I close my eyes and take the plunge. ‘What happened to him?’
The buzzing stops and the children’s game ends as though everyone needs to know the answer to this question.
Nanny Bet’s eyes soften and I lean in.
She takes a breath.
A large tortoiseshell cat leaps onto her lap, letting out a petulant yowl. She gasps like the air has been knocked out of her. ‘Oh, for fu—Fergal, you eejit!’
He meows and glares at me.
The question hangs unanswered. I open my mouth to ask it again, but the moment has passed. I know she wouldn’t have told me anything anyway. Nobody ever does.
‘Another time,’ she says as if reading my mind. ‘I’m going to feed his majesty here and make you a cup of tea. Biscuit?’
‘Sure.’
She heads to the kitchen, the cat padding after her with his tail held high.
I should be used to people avoiding any talk about Dad by now. His is the name that can’t be said. It’s like he isn’t allowed to exist, while at the same time he’s all we think about.
Or maybe that is just howIfeel. Because they do talk about him, but behind closed doors, when I’m not in the room. Like the whispered urgent fights my parents used to have late at night. Their hissing words made my skin crawl almost as much as their forced displays of affection over breakfast the next day. I was never allowed to be part of the troubles happening in my own home.
I’d hoped Nanny Bet would be different. She’s always been open and direct.
‘Dark chocolate OK?’ she calls from the kitchen.
Gross.
‘Yes, please.’
Politeness might be dishonest, but it’s what people expect.

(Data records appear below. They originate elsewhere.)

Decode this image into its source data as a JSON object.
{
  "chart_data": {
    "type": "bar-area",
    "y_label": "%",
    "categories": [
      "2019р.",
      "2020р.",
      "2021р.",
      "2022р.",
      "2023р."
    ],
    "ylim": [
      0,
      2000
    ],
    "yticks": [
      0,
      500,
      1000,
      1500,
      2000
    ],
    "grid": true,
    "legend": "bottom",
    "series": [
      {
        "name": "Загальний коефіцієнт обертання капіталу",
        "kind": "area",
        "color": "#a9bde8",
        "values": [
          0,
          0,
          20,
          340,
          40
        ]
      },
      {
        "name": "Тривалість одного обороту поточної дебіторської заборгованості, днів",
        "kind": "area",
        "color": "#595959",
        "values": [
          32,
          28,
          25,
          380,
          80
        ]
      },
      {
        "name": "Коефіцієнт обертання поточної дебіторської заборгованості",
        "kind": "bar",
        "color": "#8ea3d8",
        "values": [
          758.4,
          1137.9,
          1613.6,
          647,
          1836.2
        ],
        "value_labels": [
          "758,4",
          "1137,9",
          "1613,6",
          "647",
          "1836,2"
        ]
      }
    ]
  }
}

My phone vibrates and my fingers tingle with the hope of a message from Ben. But it’s Cormac seeing when I’ll be back so we can head into town.
Not long
I drop my phone on the table and close my eyes, enjoying the sun on my face. I’m starting to relax when the needle of pain pricksat my neck and the light on my closed eyelids flares from peach to bright yellow.
I rub my forehead as the light intensifies. I stand up and the chair falls behind me with a crash.
‘Michael?’ Nanny Bet calls.
The pain is white hot now. ‘I’m fine,’ I gasp.
The smell of smoky earth and metal floods through me as the light flares again. My palms sweat and blood rushes in my ears. Heat hits me like I’ve opened an oven door, and my eyes fly open.
I freeze.
Standing by the garden fence is a soldier, pointing a rifle right at me.
I jump backwards and fall over the chair. My palm is punctured by grit as I scramble to my feet. The soldier is shouting but I can’t hear what he’s saying.
A figure steps alongside me.
A child.
A little boy, eight or nine years old.